Edith, que não deseja ser uma Jane Austen, mas sim uma Mary Shelley, nada fala sobre as irmãs Brontë, responsáveis por clássicos da literatura gótica. Mas sua própria história guarda grande semelhança com Jane Eyre, livro escrito por Charlotte Brontë. Talvez Edith não seja tão decidida quanto Jane para manter distância daquele que ama, mas o clima fantasmagórico e sobrenatural, o romance trágico e mesmo a temática da mulher louca no sótão podem, em maior ou menor grau, ter paralelos em sua história. Coincidentemente Mia Wasikowska também encarnou a última versão de Jane Eyre, de 2011, dirigida por Cary Fukunaga.

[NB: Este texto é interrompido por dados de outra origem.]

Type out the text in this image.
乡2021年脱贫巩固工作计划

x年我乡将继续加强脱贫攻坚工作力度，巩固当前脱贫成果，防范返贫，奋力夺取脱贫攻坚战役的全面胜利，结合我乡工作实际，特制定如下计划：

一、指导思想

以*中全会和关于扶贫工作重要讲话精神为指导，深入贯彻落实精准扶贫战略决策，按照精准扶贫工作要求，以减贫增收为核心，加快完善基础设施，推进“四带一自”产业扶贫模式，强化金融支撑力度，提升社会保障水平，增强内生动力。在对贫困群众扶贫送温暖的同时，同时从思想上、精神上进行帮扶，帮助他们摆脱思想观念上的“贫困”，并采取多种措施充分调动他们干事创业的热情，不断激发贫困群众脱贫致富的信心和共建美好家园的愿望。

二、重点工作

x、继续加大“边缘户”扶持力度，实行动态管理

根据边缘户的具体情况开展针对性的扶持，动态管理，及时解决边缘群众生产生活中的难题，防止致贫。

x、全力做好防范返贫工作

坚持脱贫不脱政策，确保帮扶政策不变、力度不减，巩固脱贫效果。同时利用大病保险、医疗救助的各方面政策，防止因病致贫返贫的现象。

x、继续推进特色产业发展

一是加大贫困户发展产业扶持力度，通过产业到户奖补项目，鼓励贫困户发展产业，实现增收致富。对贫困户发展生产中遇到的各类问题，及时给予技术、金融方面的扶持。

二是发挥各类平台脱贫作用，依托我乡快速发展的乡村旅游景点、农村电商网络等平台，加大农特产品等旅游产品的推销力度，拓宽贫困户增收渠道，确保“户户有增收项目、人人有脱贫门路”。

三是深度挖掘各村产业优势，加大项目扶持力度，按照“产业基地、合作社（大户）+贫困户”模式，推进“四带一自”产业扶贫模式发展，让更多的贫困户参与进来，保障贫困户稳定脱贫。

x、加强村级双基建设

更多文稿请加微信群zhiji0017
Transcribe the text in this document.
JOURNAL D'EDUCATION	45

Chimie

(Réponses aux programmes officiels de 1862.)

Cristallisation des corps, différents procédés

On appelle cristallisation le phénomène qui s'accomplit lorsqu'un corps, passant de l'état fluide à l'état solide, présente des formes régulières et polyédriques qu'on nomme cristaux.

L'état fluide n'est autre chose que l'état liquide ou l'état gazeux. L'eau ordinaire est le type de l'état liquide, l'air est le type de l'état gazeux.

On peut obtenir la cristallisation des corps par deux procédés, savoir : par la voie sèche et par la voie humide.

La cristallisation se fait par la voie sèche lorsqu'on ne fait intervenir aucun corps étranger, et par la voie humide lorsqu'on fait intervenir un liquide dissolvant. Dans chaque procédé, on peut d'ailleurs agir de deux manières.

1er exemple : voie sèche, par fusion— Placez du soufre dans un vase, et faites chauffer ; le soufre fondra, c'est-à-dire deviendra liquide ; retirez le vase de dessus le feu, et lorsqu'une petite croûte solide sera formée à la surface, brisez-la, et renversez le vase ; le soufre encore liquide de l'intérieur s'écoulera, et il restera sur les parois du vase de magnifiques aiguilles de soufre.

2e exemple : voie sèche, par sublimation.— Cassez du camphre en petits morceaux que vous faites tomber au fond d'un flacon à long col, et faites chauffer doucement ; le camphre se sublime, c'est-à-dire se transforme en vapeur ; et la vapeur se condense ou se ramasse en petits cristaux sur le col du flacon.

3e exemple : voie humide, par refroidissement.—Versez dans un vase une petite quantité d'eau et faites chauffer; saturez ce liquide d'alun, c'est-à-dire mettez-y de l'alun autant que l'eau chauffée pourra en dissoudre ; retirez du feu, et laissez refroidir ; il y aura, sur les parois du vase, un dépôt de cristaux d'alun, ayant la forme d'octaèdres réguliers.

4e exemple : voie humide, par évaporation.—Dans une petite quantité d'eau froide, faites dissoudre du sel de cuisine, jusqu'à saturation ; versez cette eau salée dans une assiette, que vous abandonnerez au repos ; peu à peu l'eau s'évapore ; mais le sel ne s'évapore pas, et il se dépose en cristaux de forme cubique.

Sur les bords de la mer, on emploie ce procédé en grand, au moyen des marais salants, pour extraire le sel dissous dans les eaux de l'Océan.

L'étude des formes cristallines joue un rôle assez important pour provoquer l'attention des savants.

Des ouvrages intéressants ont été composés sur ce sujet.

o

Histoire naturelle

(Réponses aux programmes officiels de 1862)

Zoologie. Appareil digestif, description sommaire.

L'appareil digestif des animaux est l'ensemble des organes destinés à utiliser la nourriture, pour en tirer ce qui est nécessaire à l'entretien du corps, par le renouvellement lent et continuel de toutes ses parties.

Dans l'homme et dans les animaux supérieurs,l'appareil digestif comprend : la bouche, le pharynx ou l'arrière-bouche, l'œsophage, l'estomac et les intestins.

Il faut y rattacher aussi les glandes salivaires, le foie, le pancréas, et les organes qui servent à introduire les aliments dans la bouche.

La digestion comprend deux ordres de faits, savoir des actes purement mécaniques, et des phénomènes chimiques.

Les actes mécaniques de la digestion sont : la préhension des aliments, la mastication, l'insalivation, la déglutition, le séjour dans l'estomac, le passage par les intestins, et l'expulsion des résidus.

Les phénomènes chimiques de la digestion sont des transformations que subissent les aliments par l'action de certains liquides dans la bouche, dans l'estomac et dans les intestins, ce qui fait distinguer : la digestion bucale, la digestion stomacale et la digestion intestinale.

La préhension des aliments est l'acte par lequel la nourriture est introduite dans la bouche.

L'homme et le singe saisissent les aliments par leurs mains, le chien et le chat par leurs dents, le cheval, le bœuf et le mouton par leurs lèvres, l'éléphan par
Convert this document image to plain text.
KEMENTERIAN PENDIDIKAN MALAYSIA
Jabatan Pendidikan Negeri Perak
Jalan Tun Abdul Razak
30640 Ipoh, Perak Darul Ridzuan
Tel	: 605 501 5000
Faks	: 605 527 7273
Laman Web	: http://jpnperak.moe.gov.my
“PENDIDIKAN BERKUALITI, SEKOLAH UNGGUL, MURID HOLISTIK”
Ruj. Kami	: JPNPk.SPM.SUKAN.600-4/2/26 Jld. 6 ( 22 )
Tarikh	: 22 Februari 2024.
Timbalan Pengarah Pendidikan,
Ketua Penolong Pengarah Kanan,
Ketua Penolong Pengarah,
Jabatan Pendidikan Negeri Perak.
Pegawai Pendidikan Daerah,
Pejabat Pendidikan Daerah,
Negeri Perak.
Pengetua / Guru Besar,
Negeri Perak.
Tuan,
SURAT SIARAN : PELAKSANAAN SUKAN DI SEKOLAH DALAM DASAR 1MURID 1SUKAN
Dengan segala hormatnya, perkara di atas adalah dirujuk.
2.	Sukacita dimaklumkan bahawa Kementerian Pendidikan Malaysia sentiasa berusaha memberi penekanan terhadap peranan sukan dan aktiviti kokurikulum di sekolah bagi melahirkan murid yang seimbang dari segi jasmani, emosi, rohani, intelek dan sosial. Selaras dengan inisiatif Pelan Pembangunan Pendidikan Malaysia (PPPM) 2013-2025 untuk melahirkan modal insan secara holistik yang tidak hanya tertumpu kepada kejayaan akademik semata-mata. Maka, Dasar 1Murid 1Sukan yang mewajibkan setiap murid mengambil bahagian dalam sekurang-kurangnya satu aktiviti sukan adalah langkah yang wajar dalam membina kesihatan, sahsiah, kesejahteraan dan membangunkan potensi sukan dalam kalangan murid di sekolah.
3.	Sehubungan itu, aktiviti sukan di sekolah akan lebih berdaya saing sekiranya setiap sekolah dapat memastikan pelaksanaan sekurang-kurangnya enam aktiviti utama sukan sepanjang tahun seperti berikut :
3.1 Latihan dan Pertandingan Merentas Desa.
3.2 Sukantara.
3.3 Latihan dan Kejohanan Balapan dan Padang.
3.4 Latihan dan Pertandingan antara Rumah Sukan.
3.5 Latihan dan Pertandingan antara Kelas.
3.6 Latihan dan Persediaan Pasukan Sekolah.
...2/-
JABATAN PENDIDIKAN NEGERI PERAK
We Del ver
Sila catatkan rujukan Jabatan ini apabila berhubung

Ela e Tom Hiddleston também interpretaram cunhados em outro romance com clima trágico, Amantes Eternos, de Jim Jamursch, com figurino também analisado aqui.
Por fim, é fácil ver semelhanças entre Lucille e a Sra. Denvers, governanta do filme Rebecca de Alfred Hitchcock, bem como entre as casas de ambos os filmes. E se Lucille é contida pelos seus trajes, é a partir de quando tira seu corpete e liberta o próprio corpo que deixa de restringir suas ações e dá início ao ato final.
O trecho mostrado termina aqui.